The split was particularly acrimonious with Heard making accusations of domestic abuse against Depp – both physical and verbal – and Wright himself got involved and reported some of the actor’s alleged behaviour to police.
In the wake of the couple’s separation in May, the gender fluid author-and-photographer wrote an article about the domestic abuse claims for website Refinery 29, however, the piece has since been removed.
Wright has now come out to back Heard and reveal she paid all her own legal fees and accepted a settlement that was much lower than she could have got.
Discussing the fact she could have got more than the $7 million, he said: "And she paid her own legal fees. That situation was so public. I’m not ever going to be one of them – I’m not ever going to be an A-list celebrity. But I chose to get involved in that situation because it was imperative to say what I thought was right."

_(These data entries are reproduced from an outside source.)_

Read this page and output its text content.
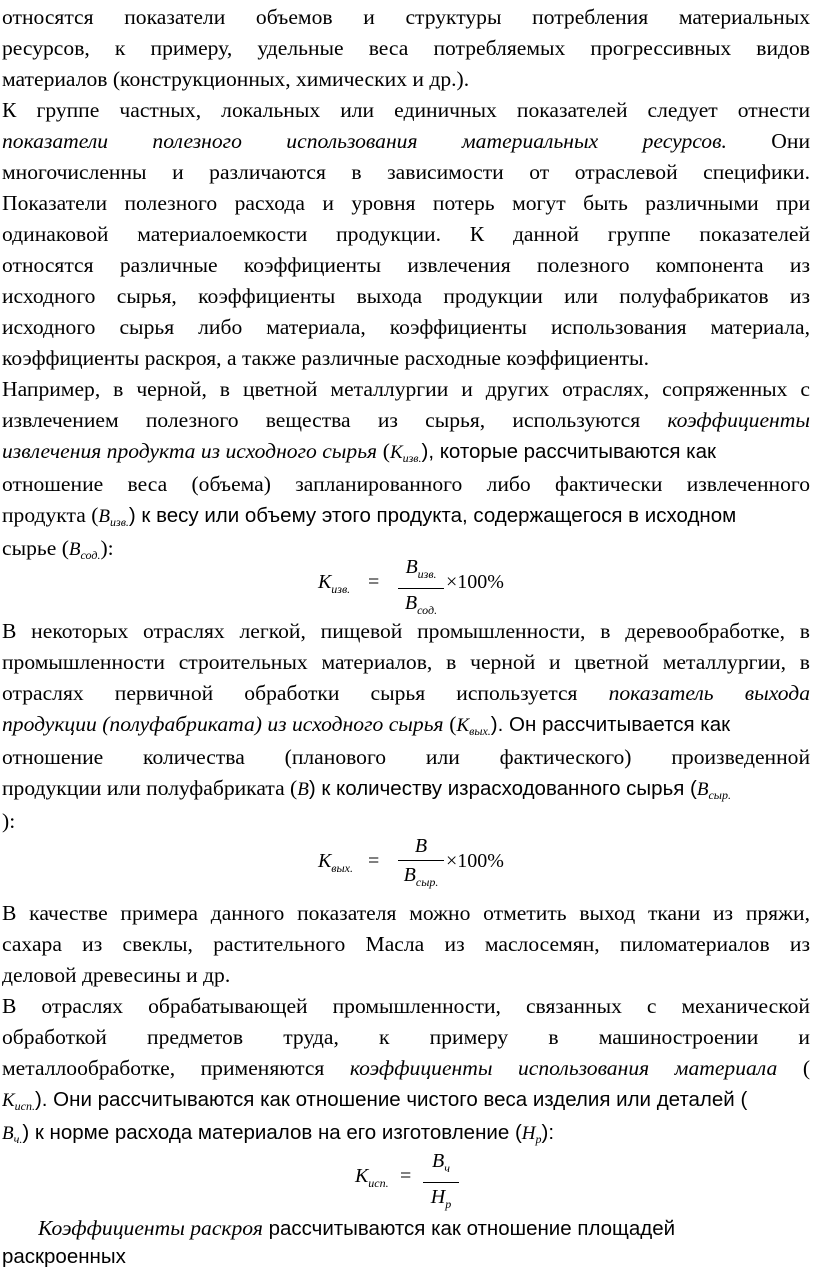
относятся показатели объемов и структуры потребления материальных
ресурсов, к примеру, удельные веса потребляемых прогрессивных видов
материалов (конструкционных, химических и др.).
К группе частных, локальных или единичных показателей следует отнести
показатели полезного использования материальных ресурсов. Они
многочисленны и различаются в зависимости от отраслевой специфики.
Показатели полезного расхода и уровня потерь могут быть различными при
одинаковой материалоемкости продукции. К данной группе показателей
относятся различные коэффициенты извлечения полезного компонента из
исходного сырья, коэффициенты выхода продукции или полуфабрикатов из
исходного сырья либо материала, коэффициенты использования материала,
коэффициенты раскроя, а также различные расходные коэффициенты.
Например, в черной, в цветной металлургии и других отраслях, сопряженных с
извлечением полезного вещества из сырья, используются коэффициенты
извлечения продукта из исходного сырья (Кизв.), которые рассчитываются как
отношение веса (объема) запланированного либо фактически извлеченного
продукта (Визв.) к весу или объему этого продукта, содержащегося в исходном
сырье (Всод.):
$К_{изв.}$ =
$В_{изв.}$
$В_{сод.}$
×100%
В некоторых отраслях легкой, пищевой промышленности, в деревообработке, в
промышленности строительных материалов, в черной и цветной металлургии, в
отраслях первичной обработки сырья используется показатель выхода
продукции (полуфабриката) из исходного сырья (Квых.). Он рассчитывается как
отношение количества (планового или фактического) произведенной
продукции или полуфабриката (В) к количеству израсходованного сырья (Всыр.
):
$К_{вых.}$ =
В
$В_{сыр.}$
×100%
В качестве примера данного показателя можно отметить выход ткани из пряжи,
сахара из свеклы, растительного Масла из маслосемян, пиломатериалов из
деловой древесины и др.
В отраслях обрабатывающей промышленности, связанных с механической
обработкой предметов труда, к примеру в машиностроении и
металлообработке, применяются коэффициенты использования материала (
Кисп.). Они рассчитываются как отношение чистого веса изделия или деталей (
Вч.) к норме расхода материалов на его изготовление (Нр):
$К_{исп.}$ =
$В_ч$
$Н_р$
Коэффициенты раскроя рассчитываются как отношение площадей
раскроенных
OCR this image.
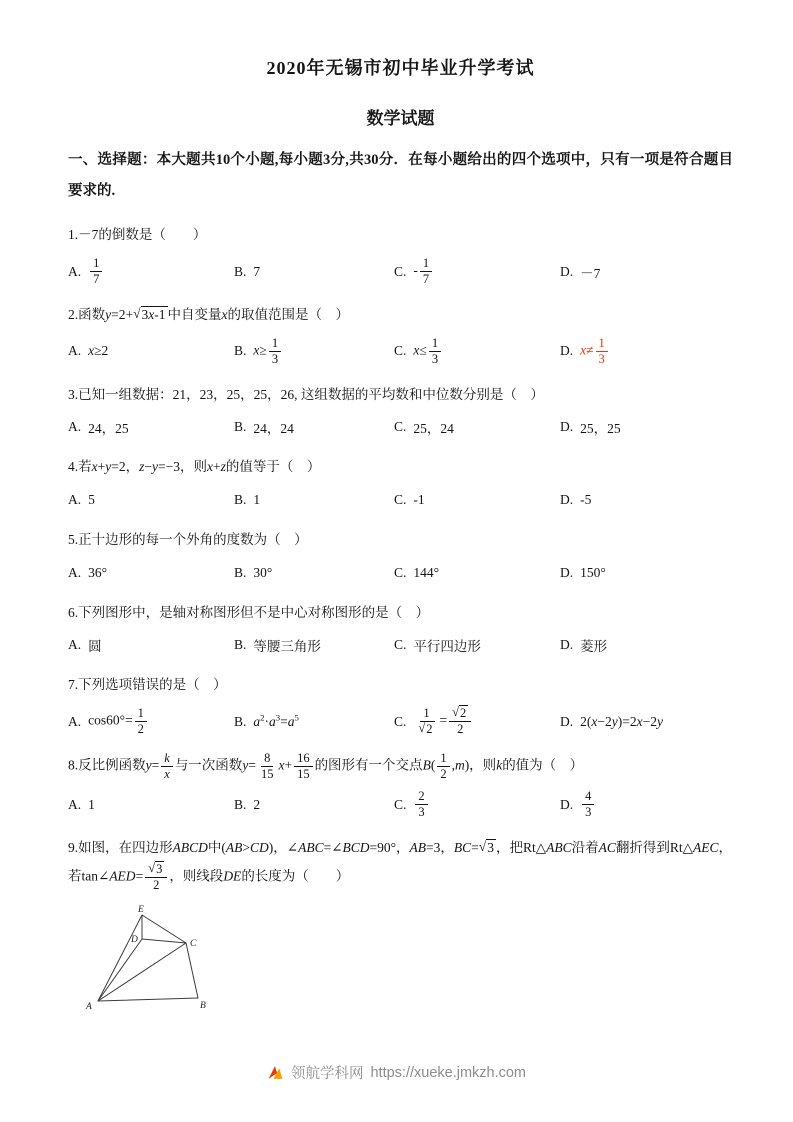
2020年无锡市初中毕业升学考试
数学试题

一、选择题：本大题共10个小题,每小题3分,共30分．在每小题给出的四个选项中，只有一项是符合题目要求的.

1.－7的倒数是（　　）

A. $\frac{1}{7}$	B. 7	C. - $\frac{1}{7}$	D. －7

2.函数y=2+√3x-1 中自变量x的取值范围是（　）

A. x≥2	B. $x\ge \frac{1}{3}$	C. $x\le \frac{1}{3}$	D. $x\ne \frac{1}{3}$

3.已知一组数据：21，23，25，25，26, 这组数据的平均数和中位数分别是（　）

A. 24，25	B. 24，24	C. 25，24	D. 25，25

4.若x+y=2，z−y=−3，则x+z的值等于（　）

A. 5	B. 1	C. -1	D. -5

5.正十边形的每一个外角的度数为（　）

A. 36°	B. 30°	C. 144°	D. 150°

6.下列图形中，是轴对称图形但不是中心对称图形的是（　）

A. 圆	B. 等腰三角形	C. 平行四边形	D. 菱形

7.下列选项错误的是（　）

A. $\cos 60^\circ= \frac{1}{2}$	B. $a^2\cdot a^3=a^5$	C. $\frac{1}{√2} = \frac{√2}{2}$	D. 2(x−2y)=2x−2y

8.反比例函数$y= \frac{k}{x}$ 与一次函数$y= \frac{8}{15} x+ \frac{16}{15}$ 的图形有一个交点$B( \frac{1}{2} ,m)$，则k的值为（　）

A. 1	B. 2	C. $\frac{2}{3}$	D. $\frac{4}{3}$

9.如图，在四边形ABCD中(AB>CD)，∠ABC=∠BCD=90°，AB=3，BC=√3 ，把Rt△ABC沿着AC翻折得到Rt△AEC，若tan∠AED= $\frac{√3}{2}$ ，则线段DE的长度为（　　）

E
D	C
A	B
领航学科网 https://xueke.jmkzh.com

Wright lived with the couple for a year before they got married in February 2015 and despite everything that has now gone on between all the parties he admits they swooped in and saved him when he felt suicidal after a break-up.
He said: "They saved my life. One hundred percent."
Wright has remained "best friends" with Heard but has cut Depp out of his life because he has been unapologetic about his apparent behaviour both publicly and privately.
But Wright does have sympathy for the ‘Pirates of the Caribbean’ star who was served divorce papers in the wake of his mother Betty Sue Palmer’s death.
In an interview with Sunday Times magazine, he spilled: "It’s a tough thing. My attitude about that is the same as the attitude I have about my parents. People are very rarely bad people. People have things that happen to them and people have pain they are trying to get around."
Wright added: "Everyone is trying to dance with their pain and sometimes it’s who do you stab in the process? It’s what you do about having stabbed them that’s the delineation between people you can have in your life and people you can’t."